Türkiye’de Seçimlerin Ardından Çizilen Gelecek Profili

Share

Nihayet Türkiye seçimleri atlattı…

Türkiyede-Seçimlerin-Ardından-Çizilen-Gelecek-Pofili

Türkiye 2014’te yerel seçimlerle başlayan, cumhurbaşkanlığı seçimleriyle devam eden ve 2015’teki milletvekili seçimleriyle noktalanan seçim maratonunu geride bıraktı. 2019’a kadar seçimden söz edeni “Hay bin kokmuş seçim!” deyip pataklamak isterdik ama maalesef durumlar karışık… İşin maalesef olan kısmı çift yönlü. Şimdi madalyonun görünen yüzüne, yani “Maalesef”in ilk kısmına bakalım…
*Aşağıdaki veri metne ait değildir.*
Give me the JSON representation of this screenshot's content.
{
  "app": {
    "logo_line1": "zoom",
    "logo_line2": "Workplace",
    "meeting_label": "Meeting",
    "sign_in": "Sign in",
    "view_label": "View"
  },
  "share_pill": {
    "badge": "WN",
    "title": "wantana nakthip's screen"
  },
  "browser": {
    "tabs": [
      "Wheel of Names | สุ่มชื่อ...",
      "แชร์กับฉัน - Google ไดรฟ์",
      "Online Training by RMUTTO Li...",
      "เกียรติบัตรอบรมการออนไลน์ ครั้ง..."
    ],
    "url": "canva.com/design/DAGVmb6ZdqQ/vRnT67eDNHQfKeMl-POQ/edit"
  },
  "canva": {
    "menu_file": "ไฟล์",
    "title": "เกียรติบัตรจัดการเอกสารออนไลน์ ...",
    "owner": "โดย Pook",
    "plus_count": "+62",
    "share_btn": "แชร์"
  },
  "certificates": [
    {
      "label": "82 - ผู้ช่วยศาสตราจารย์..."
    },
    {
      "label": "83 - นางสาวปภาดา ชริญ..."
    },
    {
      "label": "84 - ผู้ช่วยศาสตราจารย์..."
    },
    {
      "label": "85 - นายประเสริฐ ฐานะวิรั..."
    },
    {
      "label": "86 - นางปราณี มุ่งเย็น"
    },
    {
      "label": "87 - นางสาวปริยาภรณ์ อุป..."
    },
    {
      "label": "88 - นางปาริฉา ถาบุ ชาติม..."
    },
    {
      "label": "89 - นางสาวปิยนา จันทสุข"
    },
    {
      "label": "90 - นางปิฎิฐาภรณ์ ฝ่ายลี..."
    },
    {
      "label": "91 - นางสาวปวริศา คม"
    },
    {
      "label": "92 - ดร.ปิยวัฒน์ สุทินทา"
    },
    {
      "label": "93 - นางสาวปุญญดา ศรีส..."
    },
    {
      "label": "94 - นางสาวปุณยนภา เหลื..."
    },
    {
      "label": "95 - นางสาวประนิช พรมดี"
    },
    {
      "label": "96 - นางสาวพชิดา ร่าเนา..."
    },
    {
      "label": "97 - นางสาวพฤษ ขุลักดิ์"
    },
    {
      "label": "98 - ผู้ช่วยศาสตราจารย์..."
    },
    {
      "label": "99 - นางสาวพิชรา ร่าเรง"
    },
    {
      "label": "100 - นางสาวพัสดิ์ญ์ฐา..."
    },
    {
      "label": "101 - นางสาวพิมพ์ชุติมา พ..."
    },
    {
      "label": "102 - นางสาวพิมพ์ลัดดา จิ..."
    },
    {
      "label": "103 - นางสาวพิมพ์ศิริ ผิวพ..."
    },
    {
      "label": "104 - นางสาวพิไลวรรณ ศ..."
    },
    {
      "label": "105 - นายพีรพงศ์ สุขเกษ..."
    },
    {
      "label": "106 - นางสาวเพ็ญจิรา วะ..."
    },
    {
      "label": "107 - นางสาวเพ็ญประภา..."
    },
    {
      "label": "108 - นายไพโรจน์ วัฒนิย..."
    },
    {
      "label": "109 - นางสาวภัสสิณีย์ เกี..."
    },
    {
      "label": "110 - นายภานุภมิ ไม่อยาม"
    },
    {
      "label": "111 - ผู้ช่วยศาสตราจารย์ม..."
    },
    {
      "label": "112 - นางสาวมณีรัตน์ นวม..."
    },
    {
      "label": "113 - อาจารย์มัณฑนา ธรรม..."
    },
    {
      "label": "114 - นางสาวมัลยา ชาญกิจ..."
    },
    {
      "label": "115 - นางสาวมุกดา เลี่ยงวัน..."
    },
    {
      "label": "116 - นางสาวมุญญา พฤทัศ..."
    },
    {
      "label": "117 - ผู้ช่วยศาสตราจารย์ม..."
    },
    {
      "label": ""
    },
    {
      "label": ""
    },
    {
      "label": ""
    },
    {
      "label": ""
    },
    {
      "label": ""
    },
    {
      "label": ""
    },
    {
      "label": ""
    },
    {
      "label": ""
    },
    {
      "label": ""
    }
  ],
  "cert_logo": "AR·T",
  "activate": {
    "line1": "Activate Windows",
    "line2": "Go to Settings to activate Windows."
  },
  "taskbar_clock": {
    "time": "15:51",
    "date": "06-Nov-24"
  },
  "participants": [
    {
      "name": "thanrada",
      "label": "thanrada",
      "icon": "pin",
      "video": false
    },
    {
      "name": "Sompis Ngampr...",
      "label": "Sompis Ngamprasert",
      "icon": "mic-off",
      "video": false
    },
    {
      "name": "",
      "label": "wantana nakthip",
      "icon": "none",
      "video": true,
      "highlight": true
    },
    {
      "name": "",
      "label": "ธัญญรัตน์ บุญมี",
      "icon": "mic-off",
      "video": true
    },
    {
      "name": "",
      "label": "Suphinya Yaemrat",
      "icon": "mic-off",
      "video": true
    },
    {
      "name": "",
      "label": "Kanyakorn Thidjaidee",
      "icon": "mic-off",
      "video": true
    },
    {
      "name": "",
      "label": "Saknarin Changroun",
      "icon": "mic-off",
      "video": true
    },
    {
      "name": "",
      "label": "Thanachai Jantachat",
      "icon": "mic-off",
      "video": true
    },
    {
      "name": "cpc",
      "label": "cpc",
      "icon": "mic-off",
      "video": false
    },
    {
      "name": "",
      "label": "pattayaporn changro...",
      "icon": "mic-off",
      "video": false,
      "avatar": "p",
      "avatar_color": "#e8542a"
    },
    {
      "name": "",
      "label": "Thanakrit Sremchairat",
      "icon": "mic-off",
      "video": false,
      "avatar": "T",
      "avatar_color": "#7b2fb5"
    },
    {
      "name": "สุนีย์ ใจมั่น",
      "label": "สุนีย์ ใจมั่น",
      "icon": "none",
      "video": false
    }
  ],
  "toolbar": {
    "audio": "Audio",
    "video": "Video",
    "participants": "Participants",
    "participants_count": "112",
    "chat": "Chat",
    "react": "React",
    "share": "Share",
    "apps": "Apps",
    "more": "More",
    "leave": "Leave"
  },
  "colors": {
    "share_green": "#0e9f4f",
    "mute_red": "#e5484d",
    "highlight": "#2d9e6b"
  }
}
Bildiğiniz gibi bu seçimlerde meclise 4 parti girdi. Mevcut iktidar ve seçimlerin de birincisi olan AK Parti mecliste 276 sandalyeye sahip olamadığı için tek başına hükumet kuramıyor. AK Parti haricinde herhangi iki partinin koalisyonu da yine meclisteki çoğunluğu elde edemediği için hükumet oluşturmuyor. Yani bu durumda ikinci bir seçime gidilmeden hükumet kurulması için iki seçeneğimiz var. Birincisi AK Parti azınlık hükumeti kuracak, ikincisi AK Parti haricindeki üç parti birleşip mevcut hükumetten bağımsız bir koalisyon hükumeti kuracak. Uzun yıllar AK Parti’den “Mevcut hükumet” diye söz ettiğimiz için yeni sisteme ayak uydurmak biraz zaman alacak.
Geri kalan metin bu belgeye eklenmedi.